Burst-firing patterns in the prefrontal cortex underlying the neuronal mechanisms of depression probed by antidepressants.

Abstract

Major depressive disorder (MDD) is one of the leading causes of morbidity worldwide. Several antidepressants have been widely prescribed to treat patients with MDD. However, neuronal changes in brain function remain poorly understood. Based on the standard chronic mild stress (CMS) model of depression in mice, we investigated the neuronal mechanisms of the classic antidepressant, fluoxetine, and a new compound (termed YY-23 in this study) derived from furostanol saponin.

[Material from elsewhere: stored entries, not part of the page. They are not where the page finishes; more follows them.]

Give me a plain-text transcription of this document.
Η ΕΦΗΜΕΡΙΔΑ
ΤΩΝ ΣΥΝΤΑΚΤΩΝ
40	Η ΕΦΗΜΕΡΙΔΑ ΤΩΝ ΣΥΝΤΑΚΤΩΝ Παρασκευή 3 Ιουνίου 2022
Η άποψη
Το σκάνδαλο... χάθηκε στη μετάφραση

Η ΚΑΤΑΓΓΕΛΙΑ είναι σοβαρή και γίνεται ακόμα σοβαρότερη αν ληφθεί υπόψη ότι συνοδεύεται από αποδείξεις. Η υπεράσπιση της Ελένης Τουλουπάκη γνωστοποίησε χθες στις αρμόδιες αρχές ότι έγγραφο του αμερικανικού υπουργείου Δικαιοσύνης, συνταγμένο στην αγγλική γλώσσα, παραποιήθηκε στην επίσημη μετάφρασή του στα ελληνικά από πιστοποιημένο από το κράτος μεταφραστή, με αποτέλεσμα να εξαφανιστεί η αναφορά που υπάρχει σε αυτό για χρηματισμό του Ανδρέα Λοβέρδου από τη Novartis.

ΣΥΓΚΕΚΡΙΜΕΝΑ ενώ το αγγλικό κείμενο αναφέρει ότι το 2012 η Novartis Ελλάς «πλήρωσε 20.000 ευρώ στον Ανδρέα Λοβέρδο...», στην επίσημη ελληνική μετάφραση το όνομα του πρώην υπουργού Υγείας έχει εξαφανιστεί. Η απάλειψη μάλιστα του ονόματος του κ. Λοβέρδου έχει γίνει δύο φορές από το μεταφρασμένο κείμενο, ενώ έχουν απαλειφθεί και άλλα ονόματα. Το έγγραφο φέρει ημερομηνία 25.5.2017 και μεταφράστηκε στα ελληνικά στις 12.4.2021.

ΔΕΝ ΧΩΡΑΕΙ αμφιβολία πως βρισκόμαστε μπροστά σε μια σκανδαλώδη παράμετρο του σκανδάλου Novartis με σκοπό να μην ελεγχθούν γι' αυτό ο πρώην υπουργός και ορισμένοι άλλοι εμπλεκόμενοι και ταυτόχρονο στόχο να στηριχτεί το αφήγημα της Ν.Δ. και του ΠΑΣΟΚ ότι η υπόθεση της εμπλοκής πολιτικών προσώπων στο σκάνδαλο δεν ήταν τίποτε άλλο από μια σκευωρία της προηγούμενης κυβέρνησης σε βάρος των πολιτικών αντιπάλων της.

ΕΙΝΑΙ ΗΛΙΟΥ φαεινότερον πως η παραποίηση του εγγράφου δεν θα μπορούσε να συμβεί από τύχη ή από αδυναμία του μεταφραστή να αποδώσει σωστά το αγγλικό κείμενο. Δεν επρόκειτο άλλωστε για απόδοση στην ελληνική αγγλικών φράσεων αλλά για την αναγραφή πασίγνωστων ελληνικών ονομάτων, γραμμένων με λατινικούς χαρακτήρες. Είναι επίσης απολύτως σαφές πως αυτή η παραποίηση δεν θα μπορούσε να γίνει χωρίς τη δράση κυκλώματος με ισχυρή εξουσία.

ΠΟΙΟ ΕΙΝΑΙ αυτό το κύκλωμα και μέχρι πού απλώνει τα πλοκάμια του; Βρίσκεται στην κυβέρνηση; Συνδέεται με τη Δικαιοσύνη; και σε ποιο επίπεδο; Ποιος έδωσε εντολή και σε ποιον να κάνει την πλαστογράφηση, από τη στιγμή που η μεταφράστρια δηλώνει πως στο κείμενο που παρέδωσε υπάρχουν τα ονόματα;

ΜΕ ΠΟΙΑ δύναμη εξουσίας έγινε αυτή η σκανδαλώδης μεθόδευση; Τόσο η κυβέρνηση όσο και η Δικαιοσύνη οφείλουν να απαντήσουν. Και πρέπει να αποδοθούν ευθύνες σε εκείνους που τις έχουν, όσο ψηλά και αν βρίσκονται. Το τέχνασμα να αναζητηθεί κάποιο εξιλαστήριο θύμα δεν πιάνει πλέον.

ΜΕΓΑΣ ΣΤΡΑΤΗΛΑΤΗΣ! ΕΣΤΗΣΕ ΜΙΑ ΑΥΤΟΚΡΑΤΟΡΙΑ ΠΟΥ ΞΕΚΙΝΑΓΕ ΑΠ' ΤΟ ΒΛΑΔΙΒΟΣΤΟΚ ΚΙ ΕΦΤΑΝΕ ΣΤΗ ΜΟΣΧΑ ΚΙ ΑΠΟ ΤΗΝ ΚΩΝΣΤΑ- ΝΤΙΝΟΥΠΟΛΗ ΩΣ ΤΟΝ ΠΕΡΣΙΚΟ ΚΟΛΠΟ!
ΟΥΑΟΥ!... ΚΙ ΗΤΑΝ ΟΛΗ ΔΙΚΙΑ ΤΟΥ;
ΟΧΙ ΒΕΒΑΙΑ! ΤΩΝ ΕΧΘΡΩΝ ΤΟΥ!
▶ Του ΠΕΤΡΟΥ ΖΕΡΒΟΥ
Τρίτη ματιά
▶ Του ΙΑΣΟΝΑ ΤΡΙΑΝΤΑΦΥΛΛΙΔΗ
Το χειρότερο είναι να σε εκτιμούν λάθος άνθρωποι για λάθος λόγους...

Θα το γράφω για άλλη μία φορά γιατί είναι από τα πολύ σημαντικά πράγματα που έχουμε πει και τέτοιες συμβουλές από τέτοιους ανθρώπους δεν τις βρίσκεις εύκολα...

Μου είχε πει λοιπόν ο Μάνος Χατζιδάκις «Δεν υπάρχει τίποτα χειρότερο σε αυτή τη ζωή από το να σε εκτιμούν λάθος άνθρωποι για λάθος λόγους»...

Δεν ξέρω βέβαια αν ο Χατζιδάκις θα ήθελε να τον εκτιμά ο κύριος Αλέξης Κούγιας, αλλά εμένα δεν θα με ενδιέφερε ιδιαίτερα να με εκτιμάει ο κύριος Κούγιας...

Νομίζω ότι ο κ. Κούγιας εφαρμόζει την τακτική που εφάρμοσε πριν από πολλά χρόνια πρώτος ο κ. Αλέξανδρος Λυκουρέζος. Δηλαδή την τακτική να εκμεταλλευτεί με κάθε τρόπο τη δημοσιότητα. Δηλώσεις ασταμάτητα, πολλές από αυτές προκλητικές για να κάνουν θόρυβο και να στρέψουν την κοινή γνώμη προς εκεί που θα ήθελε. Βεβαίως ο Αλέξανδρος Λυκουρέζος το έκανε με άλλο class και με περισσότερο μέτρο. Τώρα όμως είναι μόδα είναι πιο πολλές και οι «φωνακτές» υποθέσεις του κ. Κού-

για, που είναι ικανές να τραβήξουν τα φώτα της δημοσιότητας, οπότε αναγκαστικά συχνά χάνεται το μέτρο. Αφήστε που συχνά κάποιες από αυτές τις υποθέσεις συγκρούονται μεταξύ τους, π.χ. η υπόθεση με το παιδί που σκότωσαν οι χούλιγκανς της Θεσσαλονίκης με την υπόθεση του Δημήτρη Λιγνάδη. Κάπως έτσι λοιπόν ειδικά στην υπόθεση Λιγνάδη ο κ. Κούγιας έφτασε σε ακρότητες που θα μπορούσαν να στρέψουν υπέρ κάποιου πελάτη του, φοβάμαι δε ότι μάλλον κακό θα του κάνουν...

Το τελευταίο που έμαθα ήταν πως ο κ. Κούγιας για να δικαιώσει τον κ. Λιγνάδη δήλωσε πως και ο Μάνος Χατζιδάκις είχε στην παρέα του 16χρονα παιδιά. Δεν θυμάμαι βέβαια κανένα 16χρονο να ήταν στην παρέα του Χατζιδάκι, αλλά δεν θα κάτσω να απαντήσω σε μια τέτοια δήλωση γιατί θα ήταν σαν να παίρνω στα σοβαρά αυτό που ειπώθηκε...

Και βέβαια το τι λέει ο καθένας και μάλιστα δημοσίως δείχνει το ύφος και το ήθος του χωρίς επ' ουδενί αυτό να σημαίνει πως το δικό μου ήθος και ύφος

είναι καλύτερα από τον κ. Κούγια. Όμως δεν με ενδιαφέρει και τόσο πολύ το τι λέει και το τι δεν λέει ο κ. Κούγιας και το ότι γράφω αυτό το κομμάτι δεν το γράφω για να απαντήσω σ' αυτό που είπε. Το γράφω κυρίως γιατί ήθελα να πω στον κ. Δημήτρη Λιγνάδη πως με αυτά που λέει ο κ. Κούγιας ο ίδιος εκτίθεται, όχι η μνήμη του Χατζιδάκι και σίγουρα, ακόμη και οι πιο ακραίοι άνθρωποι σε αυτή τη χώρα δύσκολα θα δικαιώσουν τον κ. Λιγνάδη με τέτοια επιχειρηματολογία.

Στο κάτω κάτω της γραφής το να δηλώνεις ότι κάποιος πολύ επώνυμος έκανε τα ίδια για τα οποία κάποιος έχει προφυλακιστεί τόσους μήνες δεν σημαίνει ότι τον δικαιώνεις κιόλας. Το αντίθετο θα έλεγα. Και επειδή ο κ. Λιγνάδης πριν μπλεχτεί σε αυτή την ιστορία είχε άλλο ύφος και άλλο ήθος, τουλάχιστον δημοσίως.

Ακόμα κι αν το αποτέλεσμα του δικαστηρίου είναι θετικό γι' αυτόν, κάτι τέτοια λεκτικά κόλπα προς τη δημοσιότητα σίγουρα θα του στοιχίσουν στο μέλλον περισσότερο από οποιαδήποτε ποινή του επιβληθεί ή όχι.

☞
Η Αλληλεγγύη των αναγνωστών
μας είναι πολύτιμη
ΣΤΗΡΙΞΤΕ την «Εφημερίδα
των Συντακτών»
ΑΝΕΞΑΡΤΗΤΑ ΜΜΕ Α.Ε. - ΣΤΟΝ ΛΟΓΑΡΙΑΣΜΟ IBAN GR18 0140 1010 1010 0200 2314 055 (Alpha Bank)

The results showed that both fluoxetine and YY-23 normalized CMS-induced depressive-like behaviors. YY-23 caused antidepressant-like behaviors with a faster action than fluoxetine. In terms of in vivo neuronal activities, a CMS-induced decrease in spontaneous firing in burst of medial prefrontal cortex pyramidal neurons rather than ventral tegmental area (VTA) was reversed by the chronic administration of fluoxetine and YY-23. We also found that CMS-induced deficits in the expression of prefrontal brain-derived neurotrophic factor (BDNF) were also restored by chronically administering YY-23 and fluoxetine. In addition, chronic administration of fluoxetine rather than YY-23 resulted in an improvement of antidepressive-like behavior and a change of burst firing of VTA in control-housed animals, indicating that the pharmacological effects of YY-23 were specific to CMS-treated animals. Together, these data suggest that the burst-firing patterns of pyramidal cells may be a neural biomarker of depressive-like mice and antidepressant action. Furthermore, synaptic transmission and BDNF may contribute to the rapid antidepressant-like effects on depression.